Earlier this year, his nightly panic attacks stopped. Finally, he could sleep again. But only for a few months.
In March, Iraq declared a nationwide lockdown to try to contain the spread of Covid-19. Zedan broke down.
“I fear that my family could catch the virus or give it to me,” he said. “It obsesses me.”
As lockdown dragged on, Zedan’s brother lost his job at a stationery shop on the edge of the camp.
“There’s no more money coming into the family now. Just thinking about it gives me a panic attack,” he said.
“The nightmares returned, and so did my desire to die.”
Out of Iraq’s 40 million citizens, one in four is mentally vulnerable, the World Health Organization says.
But the country is in dire shortage of mental health specialists, with only three per 1 million people.

HIGHLIGHT

The Daesh extremists killed Yazidi men, took the boys as child soldiers and forced the women into sexual slavery.

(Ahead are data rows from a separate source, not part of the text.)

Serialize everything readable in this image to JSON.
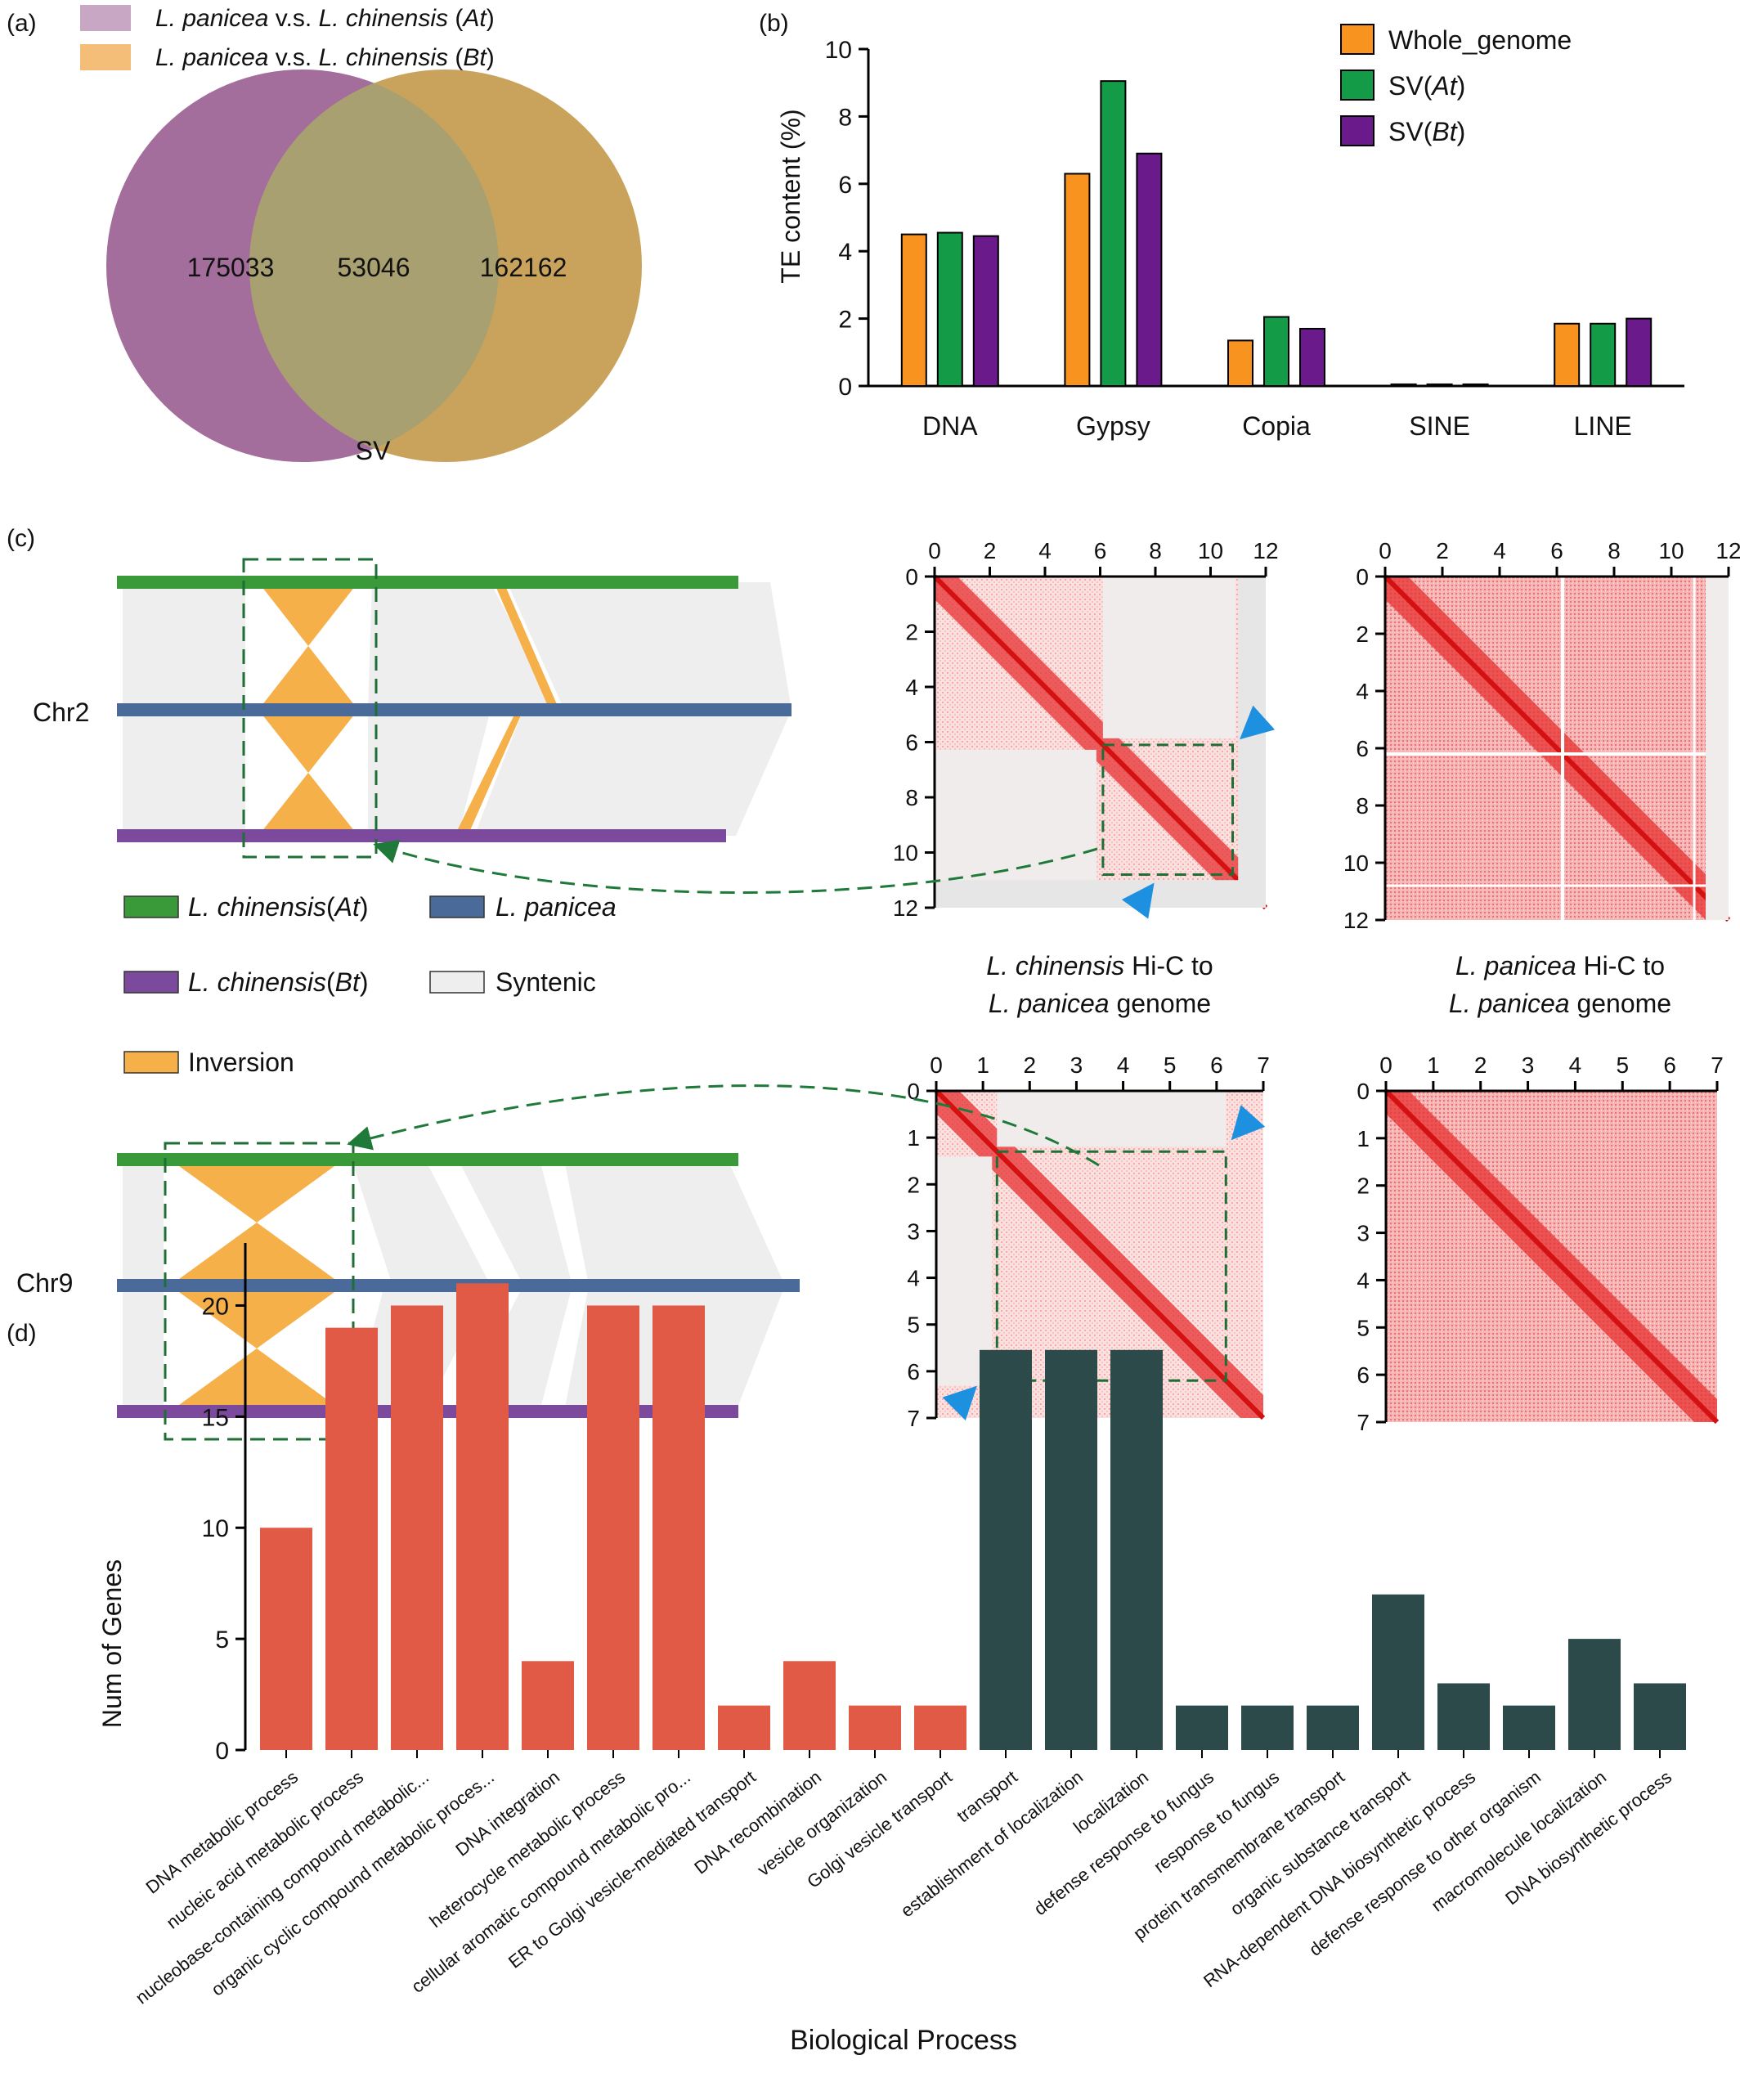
{
  "panel_labels": {
    "a": "(a)",
    "b": "(b)",
    "c": "(c)",
    "d": "(d)"
  },
  "venn": {
    "legend": [
      {
        "species1": "L. panicea",
        "vs": " v.s. ",
        "species2": "L. chinensis",
        "open": " (",
        "sub": "At",
        "close": ")",
        "color": "#bfa8cf"
      },
      {
        "species1": "L. panicea",
        "vs": " v.s. ",
        "species2": "L. chinensis",
        "open": " (",
        "sub": "Bt",
        "close": ")",
        "color": "#f4bd78"
      }
    ],
    "left_only": "175033",
    "overlap": "53046",
    "right_only": "162162",
    "caption": "SV",
    "colors": {
      "left": "#a36d9c",
      "right": "#c9a35c",
      "overlap": "#a8a070"
    }
  },
  "te_chart": {
    "ylabel": "TE content (%)",
    "legend": [
      {
        "pre": "Whole_genome",
        "it": "",
        "post": "",
        "color": "#f7931e"
      },
      {
        "pre": "SV(",
        "it": "At",
        "post": ")",
        "color": "#139b48"
      },
      {
        "pre": "SV(",
        "it": "Bt",
        "post": ")",
        "color": "#6a1a8a"
      }
    ]
  },
  "synteny": {
    "chr2_label": "Chr2",
    "chr9_label": "Chr9",
    "colors": {
      "at": "#3a9a3a",
      "panicea": "#4a6a9a",
      "bt": "#7b4a9c",
      "syntenic": "#eeeeee",
      "inversion": "#f6b04a"
    },
    "legend": [
      {
        "id": "at",
        "it": "L. chinensis",
        "rest": "(At)",
        "rest_it": "At"
      },
      {
        "id": "panicea",
        "it": "L. panicea",
        "rest": "",
        "rest_it": ""
      },
      {
        "id": "bt",
        "it": "L. chinensis",
        "rest": "(Bt)",
        "rest_it": "Bt"
      },
      {
        "id": "syntenic",
        "it": "",
        "rest": "Syntenic",
        "rest_it": ""
      },
      {
        "id": "inversion",
        "it": "",
        "rest": "Inversion",
        "rest_it": ""
      }
    ]
  },
  "hic": {
    "caption_left": {
      "it": "L. chinensis",
      "l1": " Hi-C to",
      "it2": "L. panicea",
      "l2": " genome"
    },
    "caption_right": {
      "it": "L. panicea",
      "l1": " Hi-C to",
      "it2": "L. panicea",
      "l2": " genome"
    },
    "ticks_chr2": [
      "0",
      "2",
      "4",
      "6",
      "8",
      "10",
      "12"
    ],
    "ticks_chr9": [
      "0",
      "1",
      "2",
      "3",
      "4",
      "5",
      "6",
      "7"
    ]
  },
  "go_chart": {
    "ylabel": "Num of Genes",
    "xlabel": "Biological Process",
    "yticks": [
      "0",
      "5",
      "10",
      "15",
      "20"
    ],
    "colors": {
      "group1": "#e05a45",
      "group2": "#2d4a4a"
    }
  },
  "chart_data": [
    {
      "type": "bar",
      "ylabel": "TE content (%)",
      "categories": [
        "DNA",
        "Gypsy",
        "Copia",
        "SINE",
        "LINE"
      ],
      "ylim": [
        0,
        10
      ],
      "yticks": [
        0,
        2,
        4,
        6,
        8,
        10
      ],
      "series": [
        {
          "name": "Whole_genome",
          "values": [
            4.5,
            6.3,
            1.35,
            0.05,
            1.85
          ]
        },
        {
          "name": "SV(At)",
          "values": [
            4.55,
            9.05,
            2.05,
            0.05,
            1.85
          ]
        },
        {
          "name": "SV(Bt)",
          "values": [
            4.45,
            6.9,
            1.7,
            0.05,
            2.0
          ]
        }
      ],
      "legend_position": "top-right"
    },
    {
      "type": "bar",
      "xlabel": "Biological Process",
      "ylabel": "Num of Genes",
      "ylim": [
        0,
        22
      ],
      "categories": [
        "DNA metabolic process",
        "nucleic acid metabolic process",
        "nucleobase-containing compound metabolic...",
        "organic cyclic compound metabolic proces...",
        "DNA integration",
        "heterocycle metabolic process",
        "cellular aromatic compound metabolic pro...",
        "ER to Golgi vesicle-mediated transport",
        "DNA recombination",
        "vesicle organization",
        "Golgi vesicle transport",
        "transport",
        "establishment of localization",
        "localization",
        "defense response to fungus",
        "response to fungus",
        "protein transmembrane transport",
        "organic substance transport",
        "RNA-dependent DNA biosynthetic process",
        "defense response to other organism",
        "macromolecule localization",
        "DNA biosynthetic process"
      ],
      "values": [
        10,
        19,
        20,
        21,
        4,
        20,
        20,
        2,
        4,
        2,
        2,
        18,
        18,
        18,
        2,
        2,
        2,
        7,
        3,
        2,
        5,
        3
      ],
      "groups": [
        1,
        1,
        1,
        1,
        1,
        1,
        1,
        1,
        1,
        1,
        1,
        2,
        2,
        2,
        2,
        2,
        2,
        2,
        2,
        2,
        2,
        2
      ]
    }
  ]
}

Speaking about trauma or psychological problems is widely considered taboo, and patients who spoke to AFP agreed to do so on the condition that only their first names would be used.
In camps across Iraq, which still host some 200,000 people displaced by violence, the pandemic has pushed many people with psychological problems into remission, Othman said.
“We noticed a resurgence of PTSD cases, suicide attempts and suicidal thoughts,” she told AFP.
In October, there were three attempted suicides in Bajet Kandala alone by displaced people, who said their movements outside the camp were restricted by the lockdown, or whose economic situation had deteriorated even further.
A tissue factory who fired people en masse, a potato farm that shut down, a haberdashery in growing debt: Unemployment is a common thread among Othman’s patients.
“It leads to financial problems, but also a loss of self-confidence, which rekindles trauma,” she said.
According to the International Labor Organization (ILO), about a quarter of Iraqis who were employed prior to lockdown have been permanently laid off.
Youth were particularly hard hit: 36 percent of 18-24 years old who had been employed were dismissed, the ILO said.
A new patient in her forties walked toward the clinic, her hair covered in a sky-blue veil.
Once settled in a faux-leather chair, Jamila revealed that she, too, feels destabilized by the pandemic.
The Yazidi survivor lives in a one-room tent with her son and four daughters. But she doesn’t feel at home.
“I have totally abandoned my children. I feel all alone even though they’re always at home. I hit them during my panic attacks — I didn’t know what else to do,” she said.
Othman tried to soothe Jamila, telling her: “Hatred is the result of untreated sadness. We take it out on relatives, especially when we feel devalued — men prey on women, and women on children.”
But the trauma is not just an issue for the displaced, specialists warn.
“With the isolation and lack of access to care, children who have lived a genocide develop difficulties as they become adults,” said Lina Villa, the head of the mental health unit at a hospital run by Doctors Without Borders (MSF) in northern Iraq.
“We fear suicide rates will go up in the years to come.”